MAC address cloning/spoofing (own experience)

I have been through several NICs (two Netgear, two other various manufacturers) and a MAC address, now, in the wireless router. I established the initial ISP connection with one of the Netgear NICs. I only, therefore, have to clone/spoof that NIC's MAC through the router to the modem for everything to work like a charm. Indeed the original NIC used is no longer in the LAN set up at all.

First the why.

I established the original connection to the ISP with just the DSL-300G+ modem connected to the NIC in the PC (i.e. NO router in the set-up). The ISP uses the MAC address of the computer (i.e. of the NIC) to authenticate the connection. When the router is in use that original (PC NIC) MAC address needs to be "cloned" through the router (i.e. as far as the ISP is concerned the original MAC of the original NIC has called in again and the connection is authenticated.) (This is further complicated when now the original Ethernet LAN card NIC is replaced by a wireless card NIC. Still the ISP expects to see the very original MAC address coming in the connection requests; without it the connection fails authentication. My ADSL ISP uses this and many cable companies (e.g NTL) do too). So the Netgear router (in common with many routers) has the facility to "clone" a MAC address.

So to the how.

The router has a facility to use enter MAC address other than the default which is usually the routers own address. If you have a copy of the WGRT614 user manual (wgr614_ref_manual.pdf) then goto pages 2-12, 2-13 & 7-7. Especially Figure 2-11 on pg 2-12 does the business. At the bottom of the screen dump under "Router MAC address " you are offered three options. Use either the 2nd or 3rd options (the former if you are still using your original NIC in your PC, the latter if that NIC has been replaced by another. In my case I take the 3rd option (entitled "Use this MAC address") and I manually enter the required MAC address. Use the Apply button to commit the change (and it may be necessary to restart the modem followed by the router).

I'm not saying this will cure your problem but there is a fair chance.

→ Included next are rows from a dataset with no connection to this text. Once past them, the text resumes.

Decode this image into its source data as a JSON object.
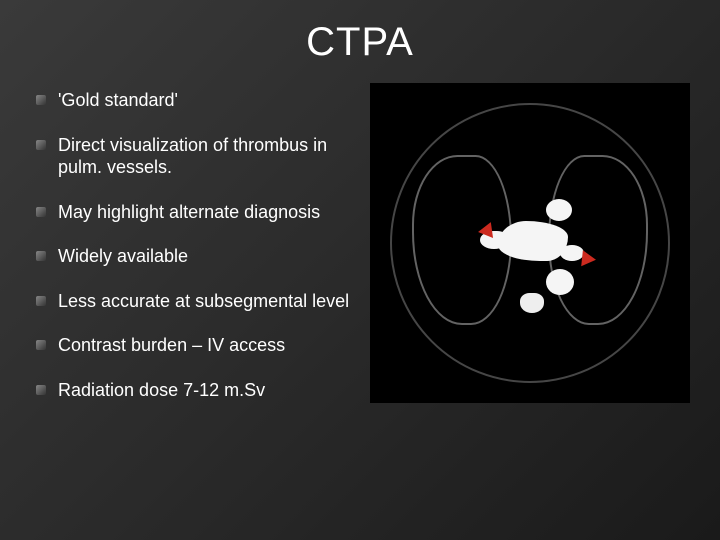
{
  "title": "CTPA",
  "bullets": [
    "'Gold standard'",
    "Direct visualization of thrombus in pulm. vessels.",
    "May highlight alternate diagnosis",
    "Widely available",
    "Less accurate at subsegmental level",
    "Contrast burden – IV access",
    "Radiation dose 7-12 m.Sv"
  ],
  "style": {
    "background_gradient": [
      "#3a3a3a",
      "#2a2a2a",
      "#1a1a1a"
    ],
    "text_color": "#ffffff",
    "title_fontsize": 40,
    "bullet_fontsize": 18,
    "bullet_marker_color": "#666666",
    "arrow_color": "#cc2a1f",
    "vessel_color": "#f5f5f5",
    "image_bg": "#000000"
  },
  "image": {
    "description": "Axial CTPA slice showing pulmonary arteries with contrast; red arrowheads indicate filling defects (thrombus)",
    "arrows": 2
  }
}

One other point: the DLS-300G+ and the Netgear both come with a default web-access GUI IP address of 192.168.0.1 Note that they cannot both operate, obviously, on the same IP address. I opted to leave the DSL-300G+ on 192.168.0.1 and adjust the Netgear to use 10.0.0.1 (and thus it issues DHCP addresses to the 10.0.0.0/24 sub-net. This need to have different sub-nets gets a very obscure mention in D-link documentation (dsl-300g+_qig.pdf, page 8) which describes how to get the DSL-300G+ modem working with the Dlink DI-614+ router.